今なら、エージェントがWebブラウザを開いて、Uber Eats などで勝手に注文できます。やろうと思えば、もう。
そして数年のうちに——テスラをはじめ各社が開発中のヒューマノイドが、家にやってくるかもしれません。価格は、各社が量産時に狙うのが数百万円台(今の製造コストはもっと高いし、ボストンダイナミクスのような産業用は数千万円。あくまでメーカーの“目標”です)。テスラは家庭向けを早くて2027年あたりと言っています——が、マスクの言い分なので話半分で(笑)。頭にAIを積んだ彼らが、キッチンで本当にフライパンを振って、あなたの前に皿を置く。皿洗いも洗濯も、文句ひとつ言わず無限にやる。労働力が、家に1体。そんな未来の話です。
AIを「キッチン」で考えると、全部スッと入る

難しいカタカナが、急にうまそうな話に変わります。
LLM(AIの頭脳)は、シェフ。
ハーネス(環境)は、キッチン。
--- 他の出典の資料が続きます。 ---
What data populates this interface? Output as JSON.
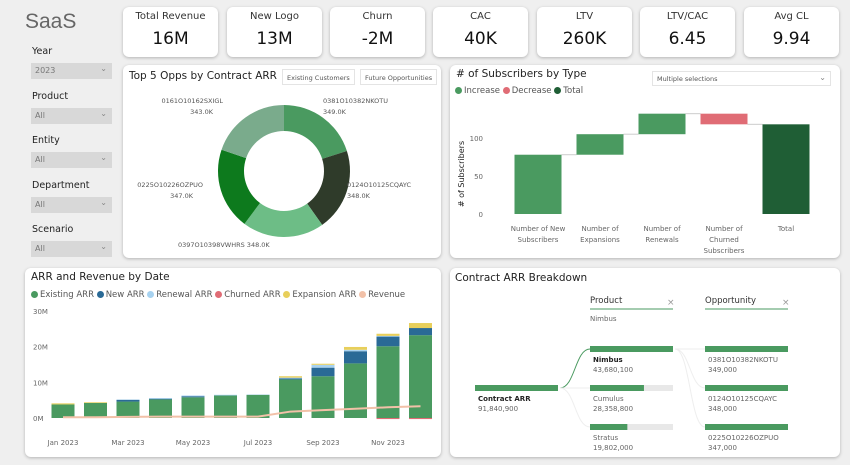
{
  "app": {
    "title": "SaaS"
  },
  "kpis": [
    {
      "label": "Total Revenue",
      "value": "16M"
    },
    {
      "label": "New Logo",
      "value": "13M"
    },
    {
      "label": "Churn",
      "value": "-2M"
    },
    {
      "label": "CAC",
      "value": "40K"
    },
    {
      "label": "LTV",
      "value": "260K"
    },
    {
      "label": "LTV/CAC",
      "value": "6.45"
    },
    {
      "label": "Avg CL",
      "value": "9.94"
    }
  ],
  "slicers": [
    {
      "label": "Year",
      "value": "2023"
    },
    {
      "label": "Product",
      "value": "All"
    },
    {
      "label": "Entity",
      "value": "All"
    },
    {
      "label": "Department",
      "value": "All"
    },
    {
      "label": "Scenario",
      "value": "All"
    }
  ],
  "donut": {
    "title": "Top 5 Opps by Contract ARR",
    "buttons": [
      "Existing Customers",
      "Future Opportunities"
    ],
    "chart_data": {
      "type": "pie",
      "donut": true,
      "slices": [
        {
          "label": "0381O10382NKOTU",
          "value": 349.0,
          "display": "349.0K",
          "color": "#4a9a60"
        },
        {
          "label": "0124O10125CQAYC",
          "value": 348.0,
          "display": "348.0K",
          "color": "#2f3b2a"
        },
        {
          "label": "0397O10398VWHRS",
          "value": 348.0,
          "display": "348.0K",
          "color": "#6dbd86"
        },
        {
          "label": "0225O10226OZPUO",
          "value": 347.0,
          "display": "347.0K",
          "color": "#0d7a1d"
        },
        {
          "label": "0161O10162SXIGL",
          "value": 343.0,
          "display": "343.0K",
          "color": "#7aab8c"
        }
      ]
    }
  },
  "waterfall": {
    "title": "# of Subscribers by Type",
    "dropdown": "Multiple selections",
    "chart_data": {
      "type": "bar",
      "subtype": "waterfall",
      "ylabel": "# of Subscribers",
      "ylim": [
        0,
        135
      ],
      "yticks": [
        0,
        50,
        100
      ],
      "legend": [
        {
          "name": "Increase",
          "color": "#4a9a60"
        },
        {
          "name": "Decrease",
          "color": "#e06c75"
        },
        {
          "name": "Total",
          "color": "#1f5e35"
        }
      ],
      "categories": [
        "Number of New Subscribers",
        "Number of Expansions",
        "Number of Renewals",
        "Number of Churned Subscribers",
        "Total"
      ],
      "values": [
        78,
        27,
        27,
        -14,
        118
      ]
    }
  },
  "arr": {
    "title": "ARR and Revenue by Date",
    "chart_data": {
      "type": "bar",
      "stacked": true,
      "ylim": [
        -1,
        30
      ],
      "yticks": [
        "0M",
        "10M",
        "20M",
        "30M"
      ],
      "xticks": [
        "Jan 2023",
        "Mar 2023",
        "May 2023",
        "Jul 2023",
        "Sep 2023",
        "Nov 2023"
      ],
      "categories": [
        "Jan 2023",
        "Feb 2023",
        "Mar 2023",
        "Apr 2023",
        "May 2023",
        "Jun 2023",
        "Jul 2023",
        "Aug 2023",
        "Sep 2023",
        "Oct 2023",
        "Nov 2023",
        "Dec 2023"
      ],
      "series": [
        {
          "name": "Existing ARR",
          "color": "#4a9a60",
          "values": [
            3.8,
            4.2,
            4.6,
            5.2,
            5.8,
            6.3,
            6.5,
            10.8,
            11.7,
            15.3,
            20.1,
            23.2
          ]
        },
        {
          "name": "New ARR",
          "color": "#2a6a96",
          "values": [
            0,
            0,
            0.5,
            0.2,
            0.3,
            0,
            0,
            0.3,
            2.4,
            3.4,
            2.7,
            2.0
          ]
        },
        {
          "name": "Renewal ARR",
          "color": "#a7d2f0",
          "values": [
            0,
            0,
            0.1,
            0.2,
            0.2,
            0.2,
            0.1,
            0.2,
            0.8,
            0.4,
            0.2,
            0
          ]
        },
        {
          "name": "Churned ARR",
          "color": "#e06c75",
          "values": [
            0,
            0,
            0,
            0,
            0,
            0,
            0,
            0,
            0,
            0,
            -0.3,
            -0.3
          ]
        },
        {
          "name": "Expansion ARR",
          "color": "#e8cf5b",
          "values": [
            0.3,
            0.2,
            0,
            0,
            0,
            0,
            0,
            0.4,
            0.3,
            0.8,
            0.6,
            1.4
          ]
        },
        {
          "name": "Revenue",
          "color": "#f2c1a8",
          "type": "line",
          "values": [
            0.2,
            0.2,
            0.3,
            0.4,
            0.4,
            0.4,
            0.4,
            1.8,
            2.2,
            2.6,
            3.0,
            3.3
          ]
        }
      ]
    }
  },
  "breakdown": {
    "title": "Contract ARR Breakdown",
    "root": {
      "label": "Contract ARR",
      "value": "91,840,900"
    },
    "product": {
      "header": "Product",
      "selected": "Nimbus",
      "items": [
        {
          "label": "Nimbus",
          "value": "43,680,100",
          "fraction": 1.0
        },
        {
          "label": "Cumulus",
          "value": "28,358,800",
          "fraction": 0.65
        },
        {
          "label": "Stratus",
          "value": "19,802,000",
          "fraction": 0.45
        }
      ]
    },
    "opportunity": {
      "header": "Opportunity",
      "items": [
        {
          "label": "0381O10382NKOTU",
          "value": "349,000",
          "fraction": 1.0
        },
        {
          "label": "0124O10125CQAYC",
          "value": "348,000",
          "fraction": 1.0
        },
        {
          "label": "0225O10226OZPUO",
          "value": "347,000",
          "fraction": 1.0
        }
      ]
    },
    "accent": "#4a9a60"
  }
}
コンロがあって、水道が出て、冷蔵庫がある——シェフが気持ちよく動ける厨房です。
コンテキスト(情報)は、食材。良い食材がなければ、三ツ星シェフでも何も作れません。
ツールユース(道具を使う力)は、フライパンや鍋。シェフが手に取れる道具です。
そしてプロンプトは、注文。「ナポリタンください」の、あの一言です。
良いシェフに、良い厨房と、良い食材と、使える道具を渡して、ちゃんと注文する。これが揃った時に、初めて皿が出てくる。AIが分からない人に説明する時、私はいつもこの厨房の話をします。たいてい「あぁ」という顔をしてくれます(してくれない人も、いました)。
どうやって、ここまで来たのか

経緯を、駆け足で。2023年、ChatGPTが使えるようになった頃は、本当に チャットだけ でした。喋るだけのシェフ。
そこに絵を描けるようになり、次に道具を使えるようになった。AIがフライパンを握った、まさにこの瞬間に、エージェントが生まれます。さらに段階的に試行する力を得て、一発勝負ではなく、手順を踏んで考えるようになった。
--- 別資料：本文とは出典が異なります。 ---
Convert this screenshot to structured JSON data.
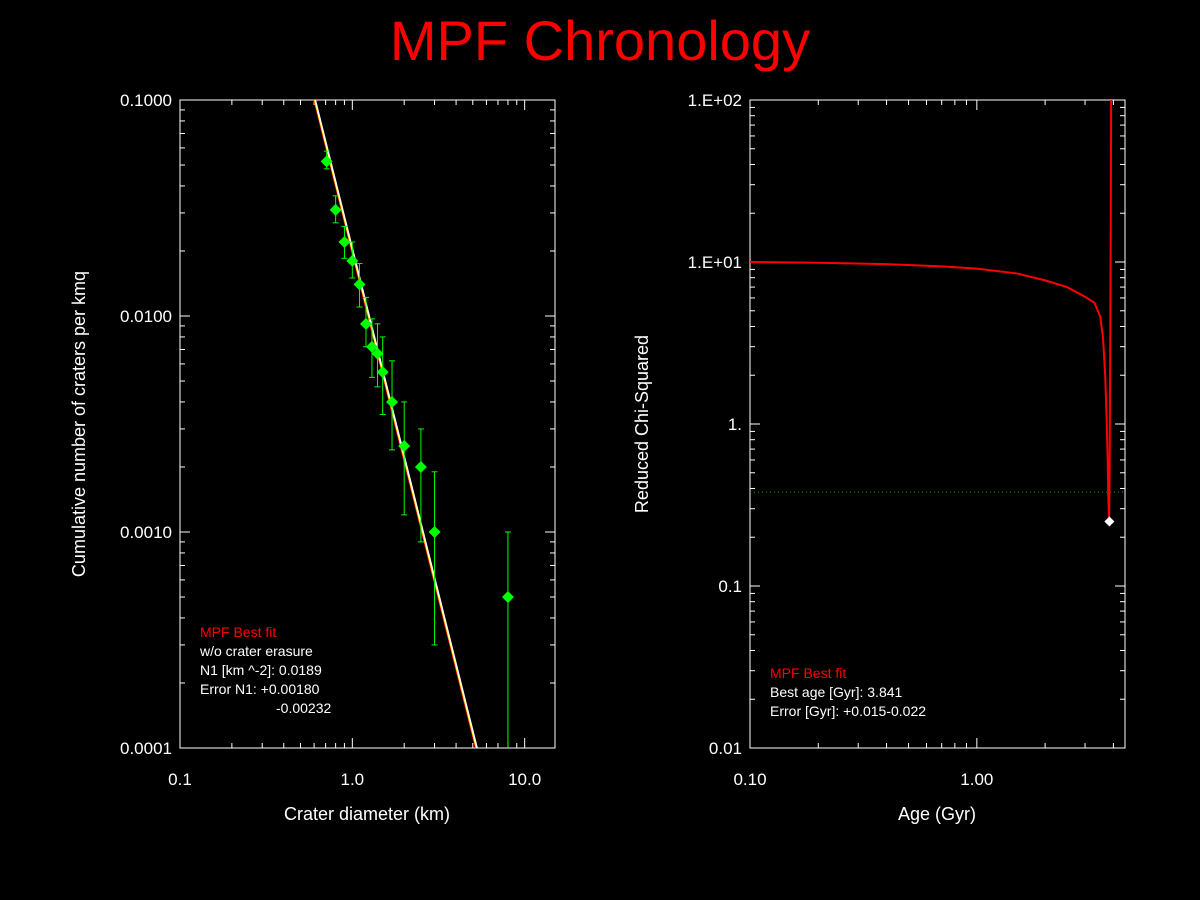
{
  "title": "MPF Chronology",
  "chart_data": [
    {
      "type": "scatter",
      "xscale": "log",
      "yscale": "log",
      "xlabel": "Crater diameter (km)",
      "ylabel": "Cumulative number of craters per kmq",
      "xlim": [
        0.1,
        15
      ],
      "ylim": [
        0.0001,
        0.1
      ],
      "x_ticks": [
        0.1,
        1.0,
        10.0
      ],
      "x_tick_labels": [
        "0.1",
        "1.0",
        "10.0"
      ],
      "y_ticks": [
        0.0001,
        0.001,
        0.01,
        0.1
      ],
      "y_tick_labels": [
        "0.0001",
        "0.0010",
        "0.0100",
        "0.1000"
      ],
      "series": [
        {
          "name": "data",
          "color": "#00ff00",
          "marker": "diamond",
          "points": [
            {
              "x": 0.71,
              "y": 0.052,
              "err_low": 0.004,
              "err_high": 0.006
            },
            {
              "x": 0.8,
              "y": 0.031,
              "err_low": 0.004,
              "err_high": 0.005
            },
            {
              "x": 0.9,
              "y": 0.022,
              "err_low": 0.0035,
              "err_high": 0.004
            },
            {
              "x": 1.0,
              "y": 0.018,
              "err_low": 0.003,
              "err_high": 0.004
            },
            {
              "x": 1.1,
              "y": 0.014,
              "err_low": 0.003,
              "err_high": 0.0035
            },
            {
              "x": 1.2,
              "y": 0.0092,
              "err_low": 0.002,
              "err_high": 0.003
            },
            {
              "x": 1.3,
              "y": 0.0072,
              "err_low": 0.002,
              "err_high": 0.0025
            },
            {
              "x": 1.4,
              "y": 0.0067,
              "err_low": 0.002,
              "err_high": 0.0025
            },
            {
              "x": 1.5,
              "y": 0.0055,
              "err_low": 0.002,
              "err_high": 0.0025
            },
            {
              "x": 1.7,
              "y": 0.004,
              "err_low": 0.0016,
              "err_high": 0.0022
            },
            {
              "x": 2.0,
              "y": 0.0025,
              "err_low": 0.0013,
              "err_high": 0.0015
            },
            {
              "x": 2.5,
              "y": 0.002,
              "err_low": 0.0011,
              "err_high": 0.001
            },
            {
              "x": 3.0,
              "y": 0.001,
              "err_low": 0.0007,
              "err_high": 0.0009
            },
            {
              "x": 8.0,
              "y": 0.0005,
              "err_low": 0.00049,
              "err_high": 0.0005
            }
          ]
        }
      ],
      "fit_lines": [
        {
          "color": "#ff0000",
          "points": [
            [
              0.6,
              0.1
            ],
            [
              5.2,
              0.0001
            ]
          ]
        },
        {
          "color": "#ffff00",
          "points": [
            [
              0.605,
              0.1
            ],
            [
              5.25,
              0.0001
            ]
          ]
        },
        {
          "color": "#ffffff",
          "points": [
            [
              0.61,
              0.1
            ],
            [
              5.3,
              0.0001
            ]
          ]
        }
      ],
      "annotations": [
        {
          "text": "MPF Best fit",
          "color": "#ff0000"
        },
        {
          "text": "w/o crater erasure",
          "color": "#ffffff"
        },
        {
          "text": "N1 [km ^-2]: 0.0189",
          "color": "#ffffff"
        },
        {
          "text": "Error N1: +0.00180",
          "color": "#ffffff"
        },
        {
          "text": "-0.00232",
          "color": "#ffffff"
        }
      ]
    },
    {
      "type": "line",
      "xscale": "log",
      "yscale": "log",
      "xlabel": "Age (Gyr)",
      "ylabel": "Reduced Chi-Squared",
      "xlim": [
        0.1,
        4.5
      ],
      "ylim": [
        0.01,
        100
      ],
      "x_ticks": [
        0.1,
        1.0
      ],
      "x_tick_labels": [
        "0.10",
        "1.00"
      ],
      "y_ticks": [
        0.01,
        0.1,
        1,
        10,
        100
      ],
      "y_tick_labels": [
        "0.01",
        "0.1",
        "1.",
        "1.E+01",
        "1.E+02"
      ],
      "series": [
        {
          "name": "Reduced Chi-Squared",
          "color": "#ff0000",
          "points": [
            [
              0.1,
              10.0
            ],
            [
              0.2,
              9.9
            ],
            [
              0.4,
              9.7
            ],
            [
              0.7,
              9.4
            ],
            [
              1.0,
              9.1
            ],
            [
              1.5,
              8.5
            ],
            [
              2.0,
              7.7
            ],
            [
              2.5,
              7.0
            ],
            [
              3.0,
              6.1
            ],
            [
              3.3,
              5.6
            ],
            [
              3.5,
              4.6
            ],
            [
              3.6,
              3.4
            ],
            [
              3.68,
              2.0
            ],
            [
              3.74,
              1.0
            ],
            [
              3.78,
              0.55
            ],
            [
              3.8,
              0.35
            ],
            [
              3.83,
              0.25
            ],
            [
              3.85,
              0.5
            ],
            [
              3.87,
              2.5
            ],
            [
              3.89,
              12
            ],
            [
              3.91,
              100
            ]
          ]
        }
      ],
      "threshold": {
        "y": 0.38,
        "color": "#00aa00",
        "style": "dotted"
      },
      "best_point": {
        "x": 3.841,
        "y": 0.25,
        "color": "#ffffff"
      },
      "annotations": [
        {
          "text": "MPF Best fit",
          "color": "#ff0000"
        },
        {
          "text": "Best age [Gyr]: 3.841",
          "color": "#ffffff"
        },
        {
          "text": "Error [Gyr]: +0.015-0.022",
          "color": "#ffffff"
        }
      ]
    }
  ]
}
そして今、いちばん大きいのが、頭脳そのものの進化です。長い時間、人間のように考え続けられて、情報さえあれば、途中で適切な判断を、自分で下せるようになった。
証拠ですか。ポケモンです。AIが、ポケモンを ほぼ自力でクリア した、というニュースを、最近よく見ます。画面を見て、どこへ行くか分かって、ストーリーを追って、ポケモンを育てて、道具を使って、エンディングまでたどり着いた。これ、とんでもないことなんですよ。途中で何百回も「次どうする?」を、自分で判断し続けた、という証明なので。
次に来るのは、「ループ」
最後に、これからの話を。新しく出てきた言葉に、ループエンジニアリング と フィジカルAI があります。フィジカルは、さっきのロボット——体を持って、注文を最後までやり切る側。
そして ループ。これは、指示を 閉じ込める 概念です。AIが、自分のやったこと・考えたことを、自分で評価する。合っているか確かめて、実行する。実行した後も、また評価して、改善する。一個前に戻って「さっきの手順、どうだった?」と反省する。私たちが横で逐一指示しなくても、できる部下のように、勝手に回り続ける。
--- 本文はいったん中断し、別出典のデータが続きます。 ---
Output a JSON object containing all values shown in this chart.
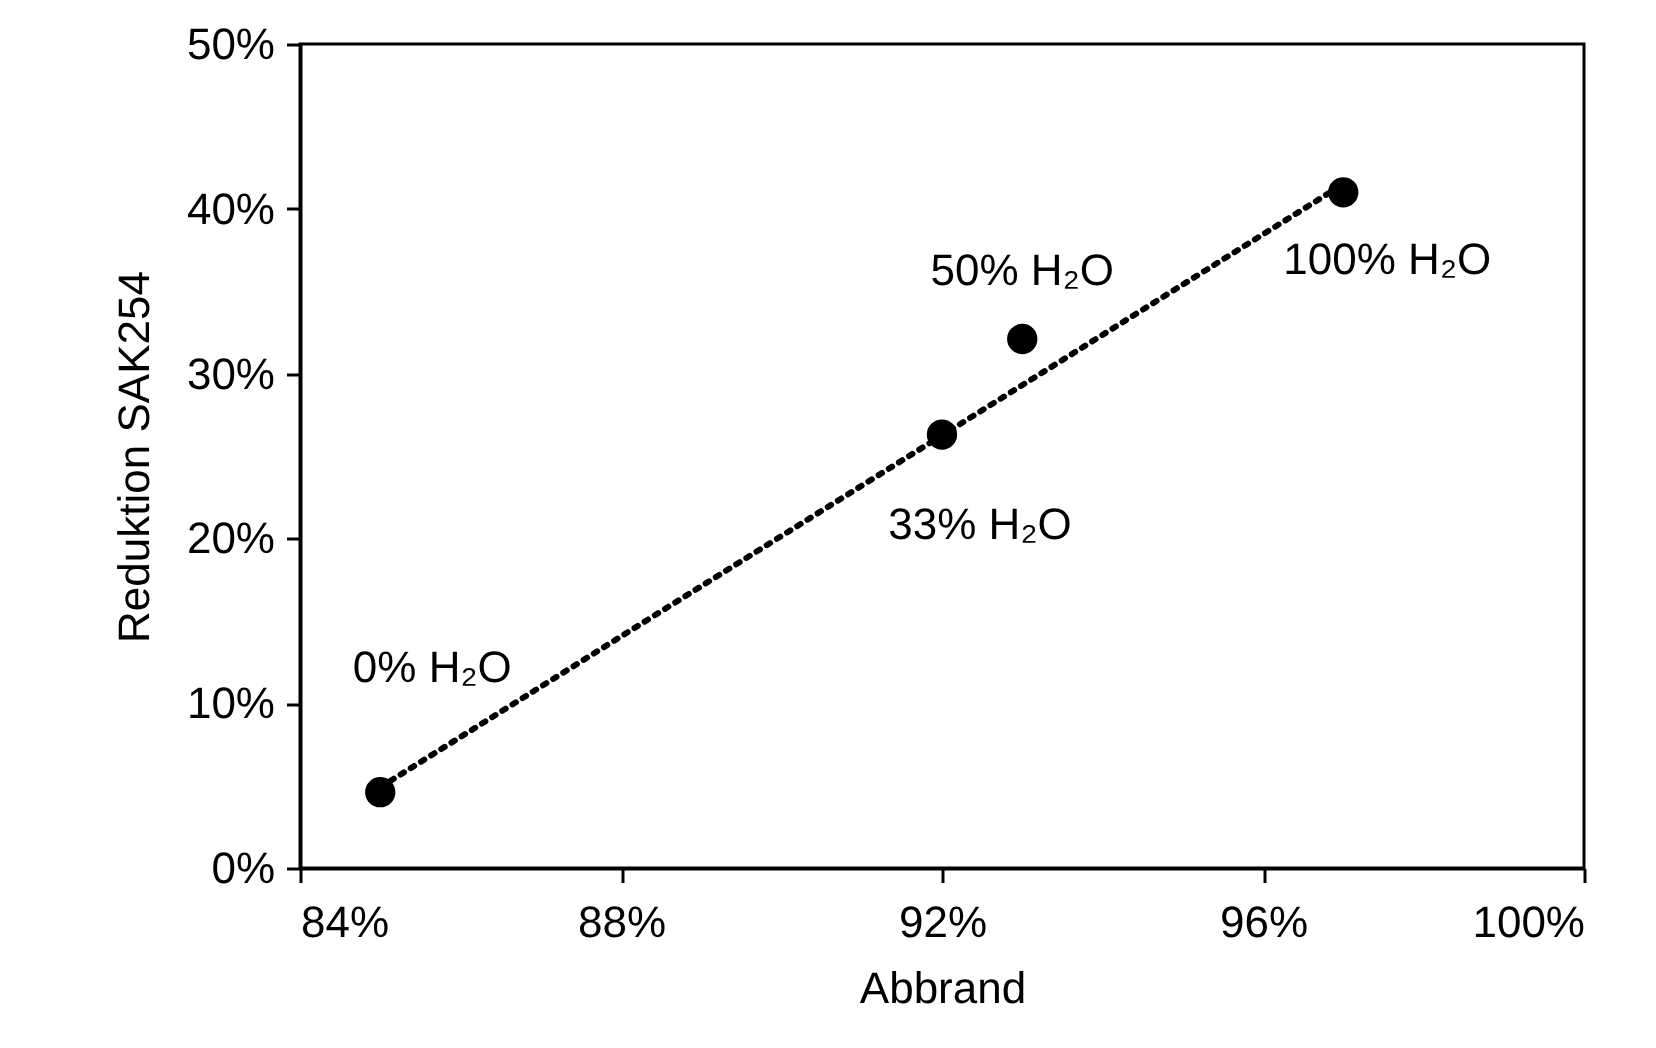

これができると——究極のナポリタンを目指せます。毎週、自分で買い物に行って、ナポリタンを作って、私の評価をもらって、それを次に反映する。先週より、ほんの少しだけ、うまくなる。それを延々と繰り返した先に、三ツ星シェフ がいる。ループエンジニアリングって、要は「勝手に上達し続ける仕組み」のことです。

——と、ここまで偉そうに語ってきた私ですが。さっき自分のAIに「いい感じのナポリタン、頼む」と雑に投げたら、ペペロンチーノが出てきました。食材を、ちゃんと渡さないとダメですね(遠い目)。